The Comprehensive Epilepsy Care Center provides clinical care, education and research in a comprehensive, multidisciplinary manner for patients of all ages with seizure disorders. Our goal is to help individuals with epilepsy control their seizures through personalized, comprehensive medical, psychosocial, electroencephalographic, surgical and nursing care.
The inpatient Epilepsy Monitoring Unit is designed to diagnose patients experiencing seizures to determine if they have epilepsy or a different neurological condition. The average hospital stay is five to seven days. Those admitted to the EMU have various medical assessments including photic stimulation, sleep deprivation, hyperventilation, and exercise stimulation. Patients are evaluated with state-of-the-art video electroencephalographic (EEG) to determine if the patient is a candidate for surgical intervention or medication intervention.
After completion of evaluation in the EMU, patients move to a treatment plan based on the their individual seizure type(s). Many treatment plans consist of receiving antiepileptic drugs. Medications are added in a judicious and safe manner. When needed, patients are taught how to self-administer their antiepileptic drugs. Sometimes patients are candidates for drugs studies/drug protocols.
If nonepileptic episodes are part of the patient's intractable seizure disorder, appropriate counseling and psychological techniques are initiated and followed by ongoing outpatient counseling.
If neurosurgical intervention is an option, a conference among the epileptologists, neurosurgeons and the Comprehensive Epilepsy Care Center staff is held to thoroughly review the individual case. The results, as well as the benefits and risks, are discussed with the referring physician, patient and family members.
Neurosurgical procedures may consist of surgical resections including temporal lobectomies, frontal topectomies, topectomies in other regions, lesionectomies, and implantation of surgical devices including vagal nerve stimulators and cranial stimulators, such as NeuroPace. Some patients may require subdural grids or strips or subpial transections or corpus callosotomies.

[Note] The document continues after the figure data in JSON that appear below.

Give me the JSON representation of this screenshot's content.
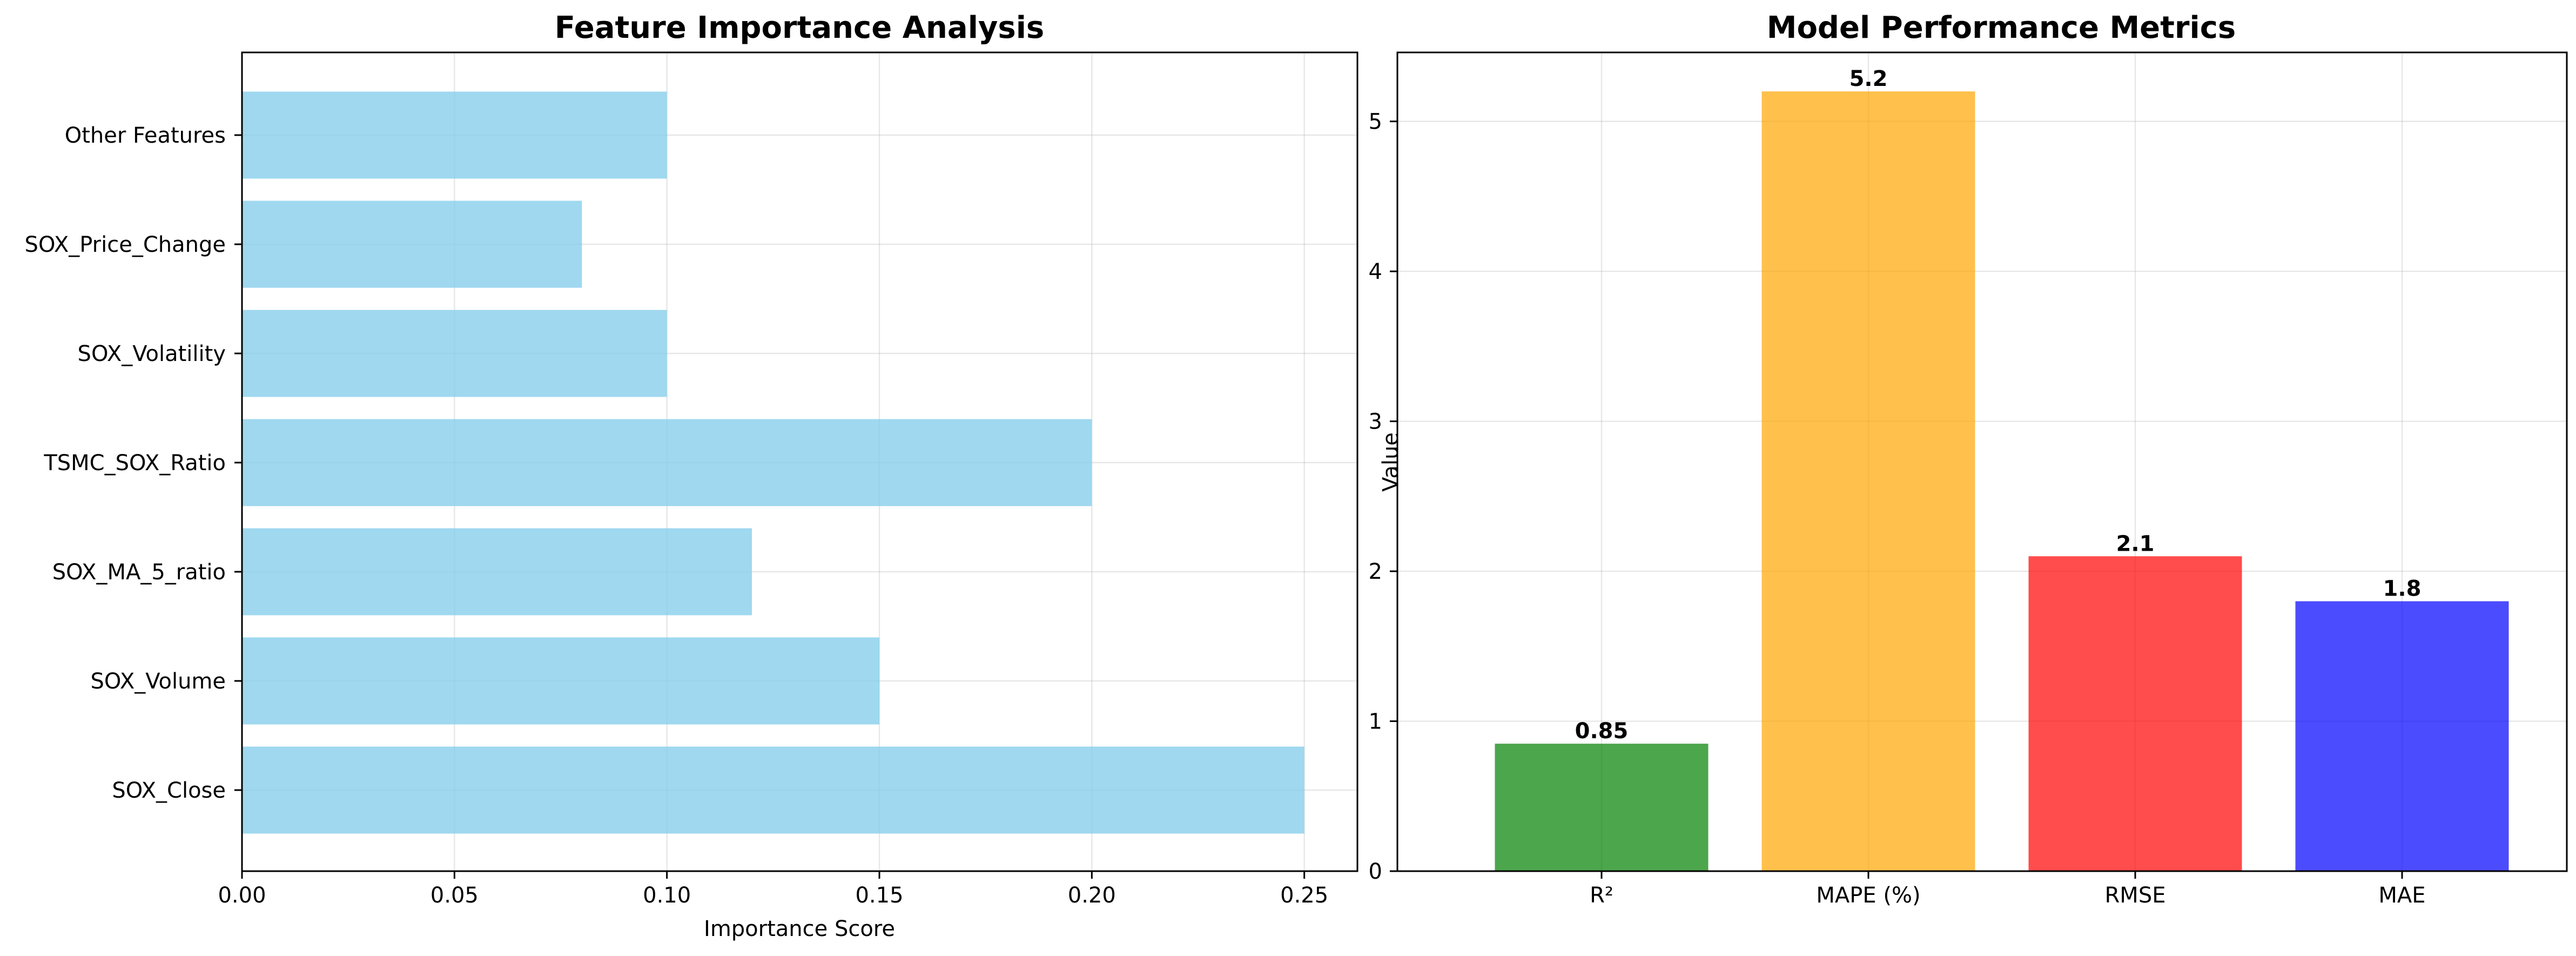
{
  "chart_data": [
    {
      "type": "bar",
      "orientation": "horizontal",
      "title": "Feature Importance Analysis",
      "xlabel": "Importance Score",
      "ylabel": "",
      "categories": [
        "SOX_Close",
        "SOX_Volume",
        "SOX_MA_5_ratio",
        "TSMC_SOX_Ratio",
        "SOX_Volatility",
        "SOX_Price_Change",
        "Other Features"
      ],
      "values": [
        0.25,
        0.15,
        0.12,
        0.2,
        0.1,
        0.08,
        0.1
      ],
      "xlim": [
        0,
        0.2625
      ],
      "xticks": [
        "0.00",
        "0.05",
        "0.10",
        "0.15",
        "0.20",
        "0.25"
      ],
      "grid": true,
      "bar_color": "#87ceeb"
    },
    {
      "type": "bar",
      "orientation": "vertical",
      "title": "Model Performance Metrics",
      "xlabel": "",
      "ylabel": "Value",
      "categories": [
        "R²",
        "MAPE (%)",
        "RMSE",
        "MAE"
      ],
      "values": [
        0.85,
        5.2,
        2.1,
        1.8
      ],
      "value_labels": [
        "0.85",
        "5.2",
        "2.1",
        "1.8"
      ],
      "ylim": [
        0,
        5.46
      ],
      "yticks": [
        "0",
        "1",
        "2",
        "3",
        "4",
        "5"
      ],
      "grid": true,
      "bar_colors": [
        "#008000",
        "#ffa500",
        "#ff0000",
        "#0000ff"
      ]
    }
  ]
}
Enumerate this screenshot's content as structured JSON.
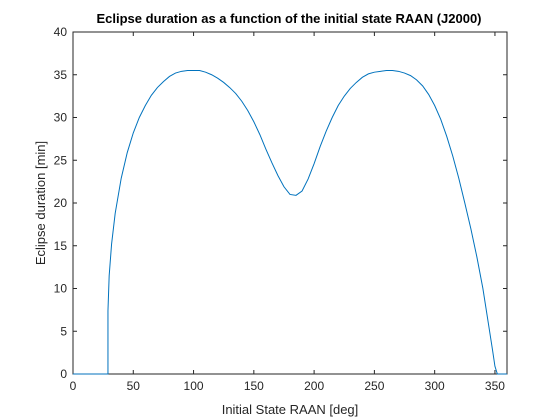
{
  "chart_data": {
    "type": "line",
    "title": "Eclipse duration as a function of the initial state RAAN (J2000)",
    "xlabel": "Initial State RAAN [deg]",
    "ylabel": "Eclipse duration [min]",
    "xlim": [
      0,
      360
    ],
    "ylim": [
      0,
      40
    ],
    "xticks": [
      0,
      50,
      100,
      150,
      200,
      250,
      300,
      350
    ],
    "yticks": [
      0,
      5,
      10,
      15,
      20,
      25,
      30,
      35,
      40
    ],
    "grid": false,
    "legend": "none",
    "series": [
      {
        "color": "#0072BD",
        "x": [
          0,
          10,
          20,
          29,
          29,
          30,
          32,
          35,
          40,
          45,
          50,
          55,
          60,
          65,
          70,
          75,
          80,
          85,
          90,
          95,
          100,
          105,
          110,
          115,
          120,
          125,
          130,
          135,
          140,
          145,
          150,
          155,
          160,
          165,
          170,
          175,
          180,
          185,
          190,
          195,
          200,
          205,
          210,
          215,
          220,
          225,
          230,
          235,
          240,
          245,
          250,
          255,
          260,
          265,
          270,
          275,
          280,
          285,
          290,
          295,
          300,
          305,
          310,
          315,
          320,
          325,
          330,
          335,
          340,
          345,
          348,
          350,
          352,
          353,
          353,
          360
        ],
        "y": [
          0,
          0,
          0,
          0,
          7.4,
          11.5,
          15.2,
          18.8,
          22.9,
          25.9,
          28.2,
          30.0,
          31.4,
          32.6,
          33.5,
          34.2,
          34.8,
          35.2,
          35.4,
          35.5,
          35.5,
          35.5,
          35.3,
          35.0,
          34.6,
          34.1,
          33.5,
          32.8,
          31.9,
          30.8,
          29.5,
          28.0,
          26.3,
          24.7,
          23.2,
          21.9,
          21.0,
          20.9,
          21.4,
          22.8,
          24.6,
          26.6,
          28.4,
          30.0,
          31.4,
          32.5,
          33.4,
          34.1,
          34.7,
          35.1,
          35.3,
          35.4,
          35.5,
          35.5,
          35.4,
          35.2,
          34.9,
          34.4,
          33.7,
          32.7,
          31.4,
          29.8,
          27.8,
          25.5,
          22.9,
          20.0,
          17.0,
          13.7,
          10.0,
          5.5,
          2.8,
          0.9,
          0,
          0,
          0,
          0
        ]
      }
    ]
  }
}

In addition, numerous drug protocols with the latest antiepileptic drugs are available both on an inpatient and outpatient basis. Both children and adults may be eligible to participate in drugs studies. All studies are thoroughly explained to the patient and include an extensive explanation of the consent and Institutional Review Board (IRB) approval.
The Comprehensive Epilepsy Care Center is overseen by Medical Directors and Epileptologists/Neurologists William E. Rosenfeld, MD, and Susan M. Lippmann, MD. Neurosurgical care is provided by Michael Polinsky, MD.
William E. Rosenfeld, MD
Dr. Rosenfeld is a board-certified neurologist on staff at Missouri Baptist Medical Center. He received his medical degree from Texas Tech University School of Medicine. Dr. Rosenfeld completed his residency in neurology and internship in internal medicine at the University of Miami and fellowship in epilepsy at the University of Minnesota.
Susan M. Lippmann, MD
Dr. Lippmann is a board-certified neurologist on staff at Missouri Baptist Medical Center. She received her medical degree from Texas Tech University School of Medicine. She completed her internship and residency in internal medicine at Texas Tech University School of Medicine and also completed a residency in neurology and fellowship in electromyography at the University of Miami School of Medicine Jackson Memorial Hospital in Florida.